Anisotropic Electrical Percolation Due to Chaotic Mixing of Short Carbon Fibers and Low Density Polyethylene
S.G. Kasliwal, A.A. Ogale, D.A. Zumbrunnen, May 2001
Three-dimensional batch chaotic mixing of short carbon fibers (SCF) and low-density polyethylene (LDPE) is investigated as a means to obtain thermoplastic composites with directional electrical properties. Previous studies investigated carbon black filled systems and revealed that anisotropic electrical properties can be obtained by chaotic mixing at various filler concentrations. The present study focuses on network formation among short carbon fibers used as the conducting filler. The directional electrical properties in terms of static dissipation times and volume resistivities are related to microstructures. These properties are compared to the properties of composites obtained by conventional mixing processes.

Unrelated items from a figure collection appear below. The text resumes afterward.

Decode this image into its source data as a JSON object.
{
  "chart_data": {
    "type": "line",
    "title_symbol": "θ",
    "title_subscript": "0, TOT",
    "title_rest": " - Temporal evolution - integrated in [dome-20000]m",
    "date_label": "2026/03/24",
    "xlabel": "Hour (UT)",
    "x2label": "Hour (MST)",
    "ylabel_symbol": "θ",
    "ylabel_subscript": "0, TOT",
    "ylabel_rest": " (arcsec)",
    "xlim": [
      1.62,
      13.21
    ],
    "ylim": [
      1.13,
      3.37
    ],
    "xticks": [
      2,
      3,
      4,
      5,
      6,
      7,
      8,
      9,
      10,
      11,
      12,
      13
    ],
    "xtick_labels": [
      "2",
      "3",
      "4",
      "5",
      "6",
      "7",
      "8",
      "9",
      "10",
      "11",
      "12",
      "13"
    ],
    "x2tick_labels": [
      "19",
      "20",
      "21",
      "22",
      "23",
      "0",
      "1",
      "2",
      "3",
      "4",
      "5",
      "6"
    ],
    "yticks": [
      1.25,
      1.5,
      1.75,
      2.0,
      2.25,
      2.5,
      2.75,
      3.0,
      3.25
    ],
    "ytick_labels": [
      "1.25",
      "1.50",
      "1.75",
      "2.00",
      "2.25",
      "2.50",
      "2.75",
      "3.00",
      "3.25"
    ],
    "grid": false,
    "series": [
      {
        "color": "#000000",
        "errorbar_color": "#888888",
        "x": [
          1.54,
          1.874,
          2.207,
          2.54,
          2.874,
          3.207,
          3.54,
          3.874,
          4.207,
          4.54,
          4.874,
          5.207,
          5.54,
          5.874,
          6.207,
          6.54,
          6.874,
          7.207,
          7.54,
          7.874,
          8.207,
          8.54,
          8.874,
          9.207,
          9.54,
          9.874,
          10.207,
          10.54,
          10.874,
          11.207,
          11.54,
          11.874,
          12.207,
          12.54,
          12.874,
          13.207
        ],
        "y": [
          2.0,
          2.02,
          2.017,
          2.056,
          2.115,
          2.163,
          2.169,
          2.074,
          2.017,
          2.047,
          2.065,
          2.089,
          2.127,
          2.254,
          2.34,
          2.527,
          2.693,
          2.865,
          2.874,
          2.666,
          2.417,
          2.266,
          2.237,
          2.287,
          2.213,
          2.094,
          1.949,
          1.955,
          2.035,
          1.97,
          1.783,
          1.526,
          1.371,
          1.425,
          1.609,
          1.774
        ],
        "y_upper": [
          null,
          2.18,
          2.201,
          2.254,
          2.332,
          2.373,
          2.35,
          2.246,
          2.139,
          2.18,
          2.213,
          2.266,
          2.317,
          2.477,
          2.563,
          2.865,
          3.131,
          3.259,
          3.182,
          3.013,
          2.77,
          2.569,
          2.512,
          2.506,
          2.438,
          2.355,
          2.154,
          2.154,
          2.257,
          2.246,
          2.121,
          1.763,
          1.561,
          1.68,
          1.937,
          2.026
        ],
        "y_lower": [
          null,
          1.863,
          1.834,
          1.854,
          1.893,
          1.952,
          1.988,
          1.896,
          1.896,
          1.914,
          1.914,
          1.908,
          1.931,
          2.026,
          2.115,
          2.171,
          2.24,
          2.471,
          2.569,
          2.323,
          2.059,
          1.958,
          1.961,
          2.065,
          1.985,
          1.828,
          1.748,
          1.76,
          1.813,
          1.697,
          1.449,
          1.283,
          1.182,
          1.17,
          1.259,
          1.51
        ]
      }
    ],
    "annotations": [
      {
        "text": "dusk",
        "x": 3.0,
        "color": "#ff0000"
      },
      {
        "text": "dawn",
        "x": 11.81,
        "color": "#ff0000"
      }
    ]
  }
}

Study of Flow Marks during Thin-Wall Injection Molding
Guojun Xu, Kurt W. Koelling, May 2001
In this paper, the effect of polymer rheology, injection speed, mold geometry, melt temperature, mold temperature and lubricant on flow marks was studied. The results show that the most important factor affecting the flow marks is injection speed. It is found that the flow marks did not occur at high injection speeds. Mold geometry also has an effect on the flow marks. However, mold temperature and melt temperature were determined to have little effect on the flow marks. It is also found that the polymer with the highest dynamic viscosity, elastic modulus and first normal stress difference, and longest relaxation time exhibits flow marks over the widest range of processing conditions.
Effect of Layer Orientation on the Mechanical Properties of FDM Produced ABS Test Specimens
Nicole L. Hoekstra, Bryan P. Kraft, Jeffrey L. Newcomer, May 2001
As with other forms of rapid prototyping, fused deposition modeling (FDM) creates parts by depositing a thermoplastic in layers. The mechanical properties of these parts are anisotropic due to this layering, with the part being weaker than the published material properties. Since FDM parts are sometimes used as working prototypes, it is important to understand the degree of these variations. This investigation studied the effect of six different build orientations on six mechanical properties for test parts built of ABS. While parts built on end were understandably the weakest in all tests, properties were the best for parts built on edge versus parts built flat. Also, specimens oriented parallel to the x-axis of the FDM had improved properties over specimens built with a 45° rotation, regardless of layer orientation.